As a conclusion for this quick introduction, here is a small piece of code that allows to
 * accept as an incoming parameter a string `dna`; we assume that this string contains only 'A' or 'T'
 * compute (and return) a **list**, made of as many elements as `dna` has letters, each of them being 'up' when the incoming string contains a 'A', or 'down' for `T`.

In [None]:
def directions(dna):
    # initialize result
    result = []
    # scan dna
    for letter in dna:
        # is it an A
        if letter == 'A':
            # add to result the string 'up'
            result.append('up')
        # almost the same for T
        elif letter == 'T':
            result.append('down')
        # otherwise show an error message
        else:
            print("unexpected letter", letter)
    # here we have all that we wanted in the 'result' list
    return result

Which gives us on a few inputs:

In [None]:
directions('ATAT')

In [None]:
directions('TTTAAA')

### Version of python

The code in this course can be run under **either python2.7 or python3**. 

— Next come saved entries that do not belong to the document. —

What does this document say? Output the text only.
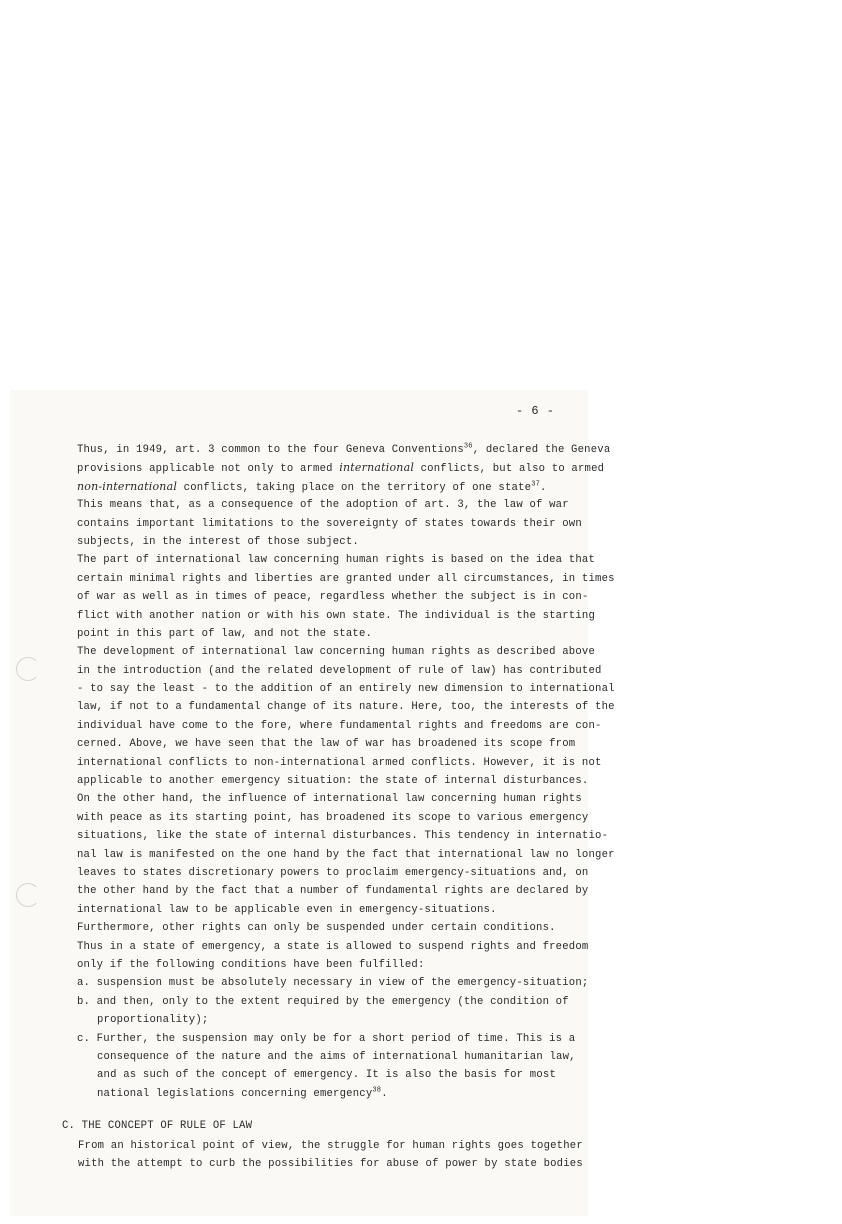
- 6 -
Thus, in 1949, art. 3 common to the four Geneva Conventions$^{36}$, declared the Geneva
provisions applicable not only to armed international conflicts, but also to armed
non-international conflicts, taking place on the territory of one state$^{37}$.
This means that, as a consequence of the adoption of art. 3, the law of war
contains important limitations to the sovereignty of states towards their own
subjects, in the interest of those subject.
The part of international law concerning human rights is based on the idea that
certain minimal rights and liberties are granted under all circumstances, in times
of war as well as in times of peace, regardless whether the subject is in con-
flict with another nation or with his own state. The individual is the starting
point in this part of law, and not the state.
The development of international law concerning human rights as described above
in the introduction (and the related development of rule of law) has contributed
- to say the least - to the addition of an entirely new dimension to international
law, if not to a fundamental change of its nature. Here, too, the interests of the
individual have come to the fore, where fundamental rights and freedoms are con-
cerned. Above, we have seen that the law of war has broadened its scope from
international conflicts to non-international armed conflicts. However, it is not
applicable to another emergency situation: the state of internal disturbances.
On the other hand, the influence of international law concerning human rights
with peace as its starting point, has broadened its scope to various emergency
situations, like the state of internal disturbances. This tendency in internatio-
nal law is manifested on the one hand by the fact that international law no longer
leaves to states discretionary powers to proclaim emergency-situations and, on
the other hand by the fact that a number of fundamental rights are declared by
international law to be applicable even in emergency-situations.
Furthermore, other rights can only be suspended under certain conditions.
Thus in a state of emergency, a state is allowed to suspend rights and freedom
only if the following conditions have been fulfilled:
a. suspension must be absolutely necessary in view of the emergency-situation;
b. and then, only to the extent required by the emergency (the condition of
proportionality);
c. Further, the suspension may only be for a short period of time. This is a
consequence of the nature and the aims of international humanitarian law,
and as such of the concept of emergency. It is also the basis for most
national legislations concerning emergency$^{38}$.
C. THE CONCEPT OF RULE OF LAW
From an historical point of view, the struggle for human rights goes together
with the attempt to curb the possibilities for abuse of power by state bodies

For technical reasons, the underlying infrastructure still runs python-2.7, which means that whenever you run a notebook inside the MOOC your code runs under python-2.7. 

If you plan however to use python3 instead on your own computer, it is perfectly fine as all the code **can be run as-is under python3** (and in fact, without the *magical formulas*).

There indeed are some incompatibilities between both versions of python, but we use only rather simple features that behave the same in python-2.7 and in python-3, except for `print` and division; this of course is the purpose of the *magical formulas* that we saw at the beginning of this notebook.

### Performances

The python language is very convenient, because it is interpreted, and so it allows to compute things interactively, as well as to study variants, or to gather averages or other statistical data, and to visualize data.

However, you need to remember that for algorithms that require a lot of computation, python can turn out to be rather slow. We will have an opportunity to come back to that in particular about the Needleman and Wunsch algorithm in Week 4, Sequence 9.

Please just remember, at this stage, that the algorithms that we will see in this course are mainly designed for teaching, and that in some cases they are very unefficient as compared to what would be achievable using a compiled language like C or C++.

In practice, the trned is to use **libraries of functions** that implement base algorithms written in a **compiled language** of that kind, and that are made **available to python** through *wrappers*, i.e. python functions that call the compiled code. This way we can have the pros of both approaches, namely **great flexibility** for interactive use, while preserving **optimal performance**.  

### Conclusion

Again this introduction is a excessively fast overview of the python language (1% maybe..) designed to get us started. You will find a very large number of resources on the Internet if you wish to learn the language in more details, but this is not at all our focus here.